Кит не испытывал по этому поводу чувства горечи; наоборот, он был очень рад тому, что успел дожить до времени, когда все эти перемены стали явью. Он, правда, считал, что и правительство, и народ должны были бы как-то отметить, подчеркнуть их, придать им какое-то значение; но он знал и понимал свою страну, знал и понимал присущую американцам склонность рассматривать войны и историю как нечто такое, что обычно происходит с другими народами и в других частях мира и что в лучшем случае является досадной помехой. Так что с американской точки зрения жизнь просто возвращалась в свое нормальное русло.

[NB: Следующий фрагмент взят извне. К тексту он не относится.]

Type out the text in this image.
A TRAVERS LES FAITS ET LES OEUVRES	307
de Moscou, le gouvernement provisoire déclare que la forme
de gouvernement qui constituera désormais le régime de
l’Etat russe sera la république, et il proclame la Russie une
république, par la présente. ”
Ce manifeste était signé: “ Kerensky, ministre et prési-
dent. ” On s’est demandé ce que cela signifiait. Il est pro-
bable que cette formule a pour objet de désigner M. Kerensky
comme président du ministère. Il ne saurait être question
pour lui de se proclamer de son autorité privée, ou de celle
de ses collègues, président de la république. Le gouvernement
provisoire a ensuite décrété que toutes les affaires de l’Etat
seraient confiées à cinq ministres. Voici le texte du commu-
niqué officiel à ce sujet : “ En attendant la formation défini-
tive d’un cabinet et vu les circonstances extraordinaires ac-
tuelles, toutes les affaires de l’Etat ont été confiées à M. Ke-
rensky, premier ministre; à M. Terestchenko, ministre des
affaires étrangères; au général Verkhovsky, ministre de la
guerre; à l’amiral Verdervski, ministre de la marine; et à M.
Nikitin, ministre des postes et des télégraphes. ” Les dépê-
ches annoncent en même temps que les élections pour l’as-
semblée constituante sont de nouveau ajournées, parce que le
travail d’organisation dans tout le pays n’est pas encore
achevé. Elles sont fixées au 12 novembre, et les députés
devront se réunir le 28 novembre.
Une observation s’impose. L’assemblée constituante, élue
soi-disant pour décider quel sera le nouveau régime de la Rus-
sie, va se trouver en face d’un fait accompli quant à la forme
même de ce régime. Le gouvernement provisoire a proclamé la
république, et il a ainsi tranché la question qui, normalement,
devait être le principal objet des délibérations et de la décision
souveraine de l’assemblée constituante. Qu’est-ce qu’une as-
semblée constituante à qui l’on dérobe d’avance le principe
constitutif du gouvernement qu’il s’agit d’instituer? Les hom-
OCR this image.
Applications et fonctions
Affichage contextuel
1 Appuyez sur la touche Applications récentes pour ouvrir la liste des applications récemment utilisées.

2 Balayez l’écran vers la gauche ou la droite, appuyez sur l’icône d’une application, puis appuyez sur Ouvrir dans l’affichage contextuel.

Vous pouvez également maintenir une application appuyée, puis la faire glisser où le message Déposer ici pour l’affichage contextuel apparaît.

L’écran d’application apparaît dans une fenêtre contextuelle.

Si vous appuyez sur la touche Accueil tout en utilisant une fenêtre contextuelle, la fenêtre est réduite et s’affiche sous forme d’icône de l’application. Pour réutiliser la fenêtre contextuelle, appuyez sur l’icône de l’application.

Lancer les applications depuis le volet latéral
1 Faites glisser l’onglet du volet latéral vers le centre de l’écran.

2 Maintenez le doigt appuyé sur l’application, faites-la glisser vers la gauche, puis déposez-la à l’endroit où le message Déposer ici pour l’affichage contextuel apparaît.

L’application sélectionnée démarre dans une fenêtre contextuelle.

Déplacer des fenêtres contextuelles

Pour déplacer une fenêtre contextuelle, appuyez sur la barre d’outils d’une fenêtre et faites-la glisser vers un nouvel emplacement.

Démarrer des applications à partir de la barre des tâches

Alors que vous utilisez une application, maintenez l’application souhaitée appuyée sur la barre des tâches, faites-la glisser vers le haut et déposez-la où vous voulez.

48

Время колоть дрова. Он подрезал росшие вокруг дома старые дубы, собрал ветки на тачку и отвез их туда, где стояли козлы для пилки дров. Он занимался тем, что пилил, колол и складывал.
Как-то к нему заглянула тетушка Бетти, а потом и кое-кто из дальних родственников. Заходили Мюллеры, их ферма стояла чуть подальше к югу, а также Мартин и Сью Дженкинсы, жившие через дорогу. Каждый приносил с собой что-нибудь съестное, каждый чувствовал себя несколько неудобно и скованно, и каждый задавал одни и те же вопросы: «Что, решили немного пожить здесь? Еще не соскучились по городу? А в нашем городке успели побывать? Кого-нибудь из знакомых встретили?» И все в таком роде. Но ни один из них не задал ему вопроса, который на самом деле сидел у них у всех в головах и звучал так: «Ты что, чокнулся?»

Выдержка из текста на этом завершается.